Zusammenarbeit bei Bildung

Klassenzimmer mit Wasserschaden

Zusammenarbeit bei Bildung

Künftig kann der Bund Geld etwa für Schulbau und -sanierung direkt an klamme Städte geben. Das so genannte "Kooperationsverbot" in Sachen Bildung wird aufgeweicht. Das reicht nicht, sagt Julia Borutta in ihrem Kommentar.

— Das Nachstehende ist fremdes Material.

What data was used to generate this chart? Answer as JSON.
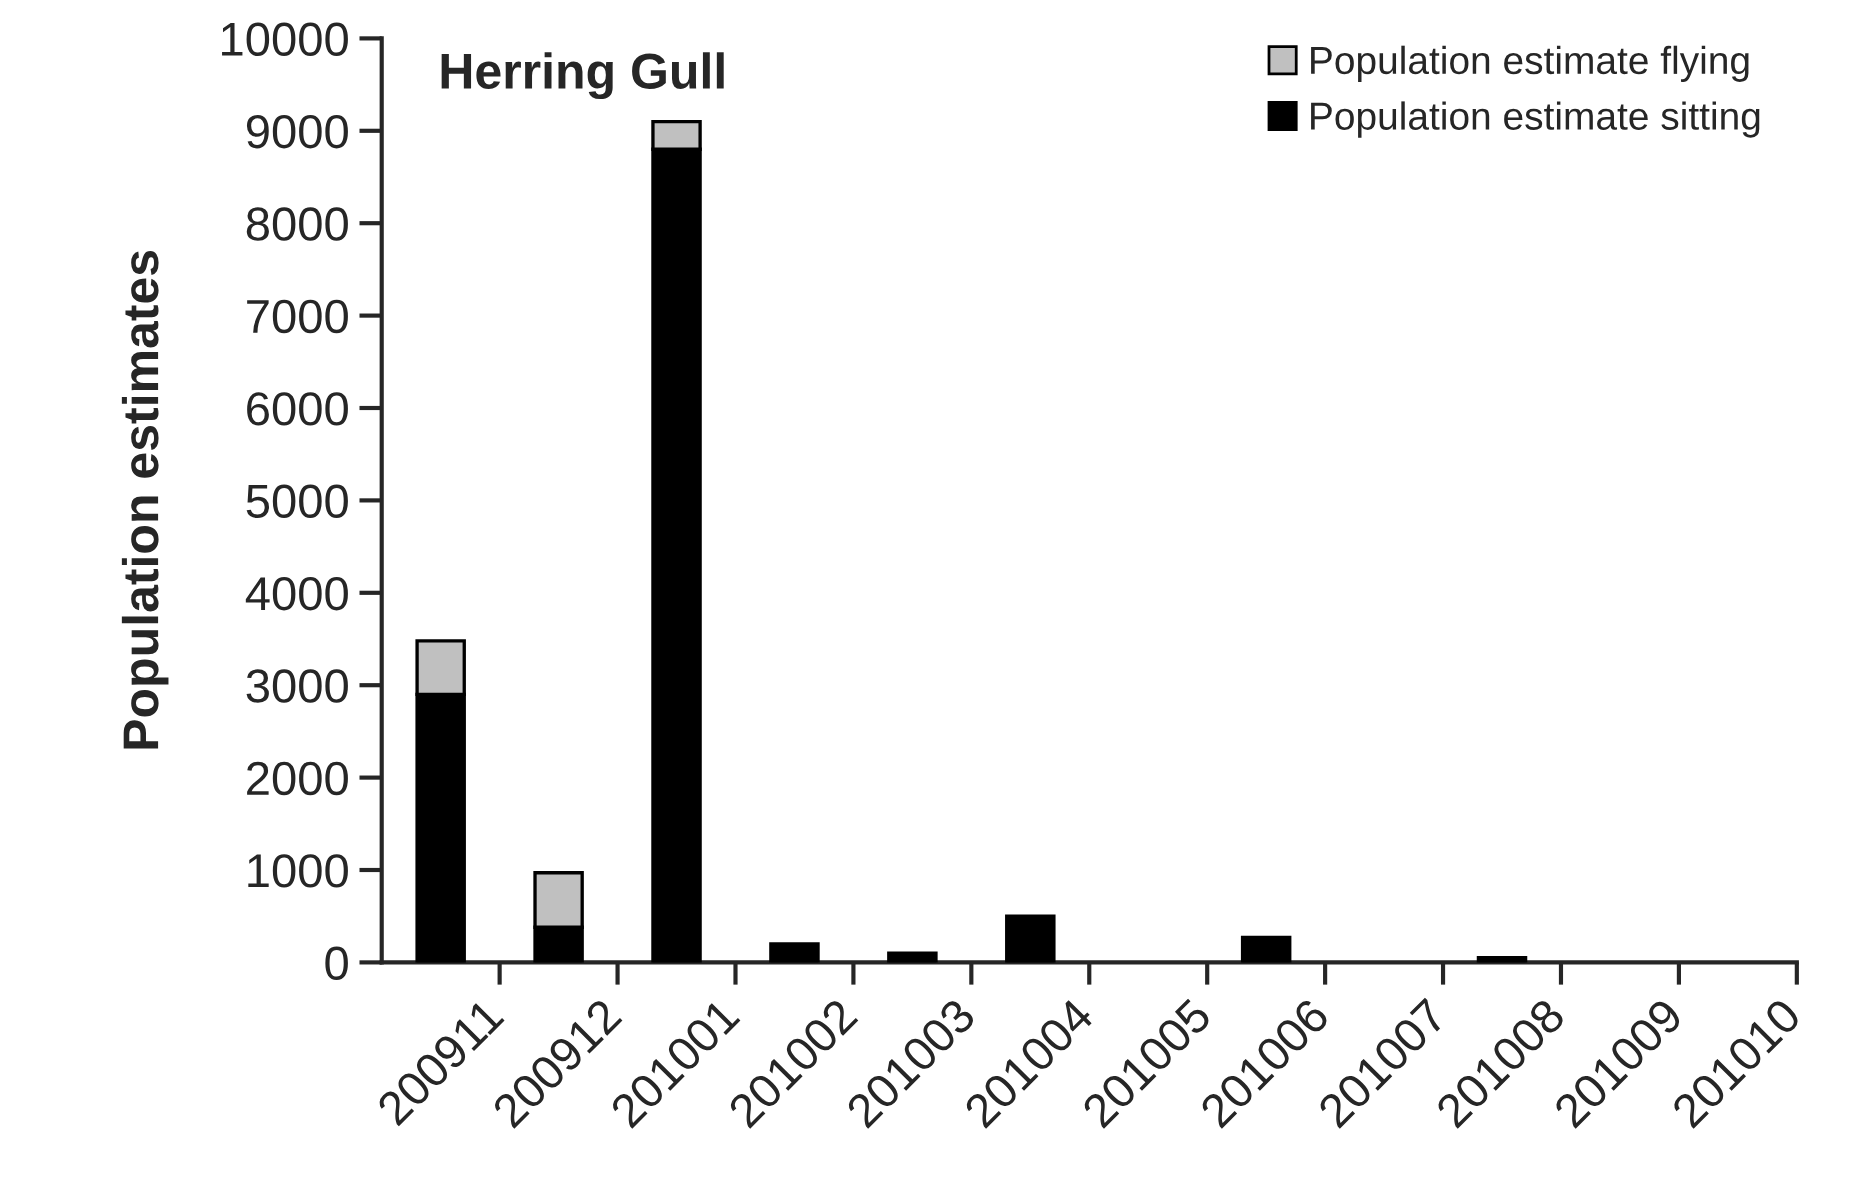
{
  "chart_data": {
    "type": "bar",
    "stacked": true,
    "title": "Herring Gull",
    "ylabel": "Population estimates",
    "categories": [
      "200911",
      "200912",
      "201001",
      "201002",
      "201003",
      "201004",
      "201005",
      "201006",
      "201007",
      "201008",
      "201009",
      "201010"
    ],
    "series": [
      {
        "name": "Population estimate sitting",
        "color": "#000000",
        "values": [
          2900,
          380,
          8800,
          200,
          100,
          500,
          null,
          270,
          null,
          50,
          null,
          null
        ]
      },
      {
        "name": "Population estimate flying",
        "color": "#c0c0c0",
        "values": [
          580,
          590,
          300,
          null,
          null,
          null,
          null,
          null,
          null,
          null,
          null,
          null
        ]
      }
    ],
    "ylim": [
      0,
      10000
    ],
    "yticks": [
      0,
      1000,
      2000,
      3000,
      4000,
      5000,
      6000,
      7000,
      8000,
      9000,
      10000
    ],
    "grid": false,
    "legend": "top right"
  }
}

Jetzt darf also der Bund klammen Kommunen Geld zur Verfügung stellen. Darf den Neubau von Schulen bezahlen und andere Schulinfrastruktur finanzieren. Endlich! möchte man ausrufen. Aber der Jubel bleibt mir im Halse stecken. Was hier nach viel Ringen ermöglicht wird, müsste eine läppische Selbstverständlichkeit sein und ist lange nicht genug. Denn unsere viel beschworene Bildungsrepublik ist in Wahrheit ein arg ausgetretener Bildungs-Flickenteppich. Patchwork mit massiven Problemen:

Im dem einen Bundesland G8, im anderen G9; hier 6 Jahre Grundschule für alle, dort Auslese nach nur 4 Jahren; in dem einen Land werden Förderschulen erhalten, woanders radikal aufgelöst; hier werden Lehrer nach Dienstjahren bezahlt, dort nach Lebensalter. Sieht so Bildungsgerechtigkeit aus? Nein, und deshalb müsste man an ganz andere Dinge ran als die jetzt beschlossene Verteilung von Bundesmitteln an finanzschwache Kommunen. Denn die kann in Wahrheit nur der zweite Schritt sein. Der erste müsste darin bestehen, die Bildung endlich zu einer zentralen Aufgabe des Bundes zu machen. Genau Zentralismus! Uhhh, böses Wort.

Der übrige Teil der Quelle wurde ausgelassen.